As students and teachers begin to chitter chatter about end of year marks, I could not help but recognize the amount of stress we put on high grades and their connection to success. Do not get me wrong, I believe there is great value added when one’s grades are near the top but I truly do not believe it is a requirement when we discuss student success.
With this thought in mind, I decided to pose the following question to each of my classes “What is success and what do you want us adults to know about it?” Quite a simple question and yet complex at the same time for my grade 7 and 8s.
So, with 15 minutes given and chosen groups created, students began to explore what they felt success meant. Of course, there were a few imaginative ideas thrown out such as “finding bigfoot” or “owning a fleet of flying cows” but there were also some sincere and idealistic responses as well. It was these answers that added a spark to my day and made me realize that perhaps some of my ‘rants’ throughout the year had sunk in.
The top three responses were as follows:
1. Knowing you are 100% happy with what you are doing in life.
2. Knowing that you are 100% happy with who you ARE
3. Learning from our ‘hiccups’ so that we can do better next time.

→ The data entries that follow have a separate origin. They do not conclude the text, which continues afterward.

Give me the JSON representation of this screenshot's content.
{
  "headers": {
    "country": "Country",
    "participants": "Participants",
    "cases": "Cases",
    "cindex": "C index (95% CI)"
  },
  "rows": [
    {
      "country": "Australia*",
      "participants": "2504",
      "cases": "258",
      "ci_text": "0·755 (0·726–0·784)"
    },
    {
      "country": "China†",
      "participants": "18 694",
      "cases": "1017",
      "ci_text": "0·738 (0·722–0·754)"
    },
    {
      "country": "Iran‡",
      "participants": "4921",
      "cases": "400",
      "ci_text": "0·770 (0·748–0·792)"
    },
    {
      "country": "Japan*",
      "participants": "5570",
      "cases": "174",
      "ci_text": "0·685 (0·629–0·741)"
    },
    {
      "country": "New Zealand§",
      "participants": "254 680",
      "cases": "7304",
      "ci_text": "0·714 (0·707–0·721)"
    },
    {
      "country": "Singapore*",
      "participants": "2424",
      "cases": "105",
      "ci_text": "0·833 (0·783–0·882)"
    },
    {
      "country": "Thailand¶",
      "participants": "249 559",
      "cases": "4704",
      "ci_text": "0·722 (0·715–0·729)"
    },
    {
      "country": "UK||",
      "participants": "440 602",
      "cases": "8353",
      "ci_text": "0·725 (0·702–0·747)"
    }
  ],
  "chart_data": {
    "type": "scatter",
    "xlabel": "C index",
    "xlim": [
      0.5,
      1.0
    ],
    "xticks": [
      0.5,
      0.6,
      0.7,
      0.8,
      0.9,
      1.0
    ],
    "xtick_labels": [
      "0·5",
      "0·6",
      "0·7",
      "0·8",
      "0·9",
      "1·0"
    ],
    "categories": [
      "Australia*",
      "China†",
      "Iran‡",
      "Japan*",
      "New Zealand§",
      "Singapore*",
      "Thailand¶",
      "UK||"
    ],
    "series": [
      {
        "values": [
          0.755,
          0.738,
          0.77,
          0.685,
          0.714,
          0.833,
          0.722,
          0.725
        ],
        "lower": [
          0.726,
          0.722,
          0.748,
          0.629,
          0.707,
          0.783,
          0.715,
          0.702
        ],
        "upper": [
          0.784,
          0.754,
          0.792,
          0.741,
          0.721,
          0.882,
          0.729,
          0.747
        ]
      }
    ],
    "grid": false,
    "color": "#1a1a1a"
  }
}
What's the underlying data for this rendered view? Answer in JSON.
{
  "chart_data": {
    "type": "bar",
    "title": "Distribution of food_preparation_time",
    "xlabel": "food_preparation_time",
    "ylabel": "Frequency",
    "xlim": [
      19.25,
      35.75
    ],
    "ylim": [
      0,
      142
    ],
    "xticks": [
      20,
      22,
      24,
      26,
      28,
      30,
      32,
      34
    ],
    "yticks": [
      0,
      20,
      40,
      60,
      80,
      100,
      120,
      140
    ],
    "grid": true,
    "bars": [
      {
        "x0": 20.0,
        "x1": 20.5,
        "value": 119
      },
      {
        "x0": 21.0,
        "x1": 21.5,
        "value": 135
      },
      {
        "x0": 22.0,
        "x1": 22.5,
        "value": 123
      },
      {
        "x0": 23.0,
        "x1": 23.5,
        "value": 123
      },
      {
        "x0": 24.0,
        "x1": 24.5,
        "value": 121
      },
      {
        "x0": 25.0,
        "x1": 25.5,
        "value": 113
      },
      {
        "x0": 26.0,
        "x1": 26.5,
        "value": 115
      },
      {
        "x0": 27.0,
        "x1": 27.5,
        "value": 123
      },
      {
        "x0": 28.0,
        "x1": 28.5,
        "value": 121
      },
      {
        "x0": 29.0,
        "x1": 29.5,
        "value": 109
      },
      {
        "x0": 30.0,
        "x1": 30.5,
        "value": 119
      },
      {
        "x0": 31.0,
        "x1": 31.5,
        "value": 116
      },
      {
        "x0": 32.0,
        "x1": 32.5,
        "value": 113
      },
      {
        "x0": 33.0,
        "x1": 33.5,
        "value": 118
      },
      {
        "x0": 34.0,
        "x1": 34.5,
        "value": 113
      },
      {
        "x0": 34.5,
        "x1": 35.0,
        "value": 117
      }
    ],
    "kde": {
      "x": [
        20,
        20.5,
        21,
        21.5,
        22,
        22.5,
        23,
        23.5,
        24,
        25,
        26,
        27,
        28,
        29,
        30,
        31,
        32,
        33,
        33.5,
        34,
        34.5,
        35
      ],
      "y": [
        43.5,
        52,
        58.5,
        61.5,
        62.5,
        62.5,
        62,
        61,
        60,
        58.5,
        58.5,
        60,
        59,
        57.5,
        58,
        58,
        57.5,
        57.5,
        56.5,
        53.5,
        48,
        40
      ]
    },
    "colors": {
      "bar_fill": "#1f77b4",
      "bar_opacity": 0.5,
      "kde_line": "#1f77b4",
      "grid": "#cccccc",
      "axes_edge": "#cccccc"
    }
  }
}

I ask then, with the above definitions of success in mind, how do you approach such a term in your classroom? Do you focus on the grades or the process? Do you see success as needing a well-being approach or as simply a race to the top? Experience tells me that the definition of success runs on a linear fashion but that perhaps it is time for us to see it in a circular manner with a variety of connection pieces strung throughout.
I most certainly will continue to strive to have my students achieve their best and remind them that well, sometimes it programs require higher grades but that alas, it is not the grade that makes you successful. Opportunities for success exist in many forms and it is up to the individual to seek such opportunities out or catch them as they float by.
Needless to say, the attached image, as created by one group of students, is enough to make any educator, parent, or community member hopeful for our future; I most certainly am – how about you?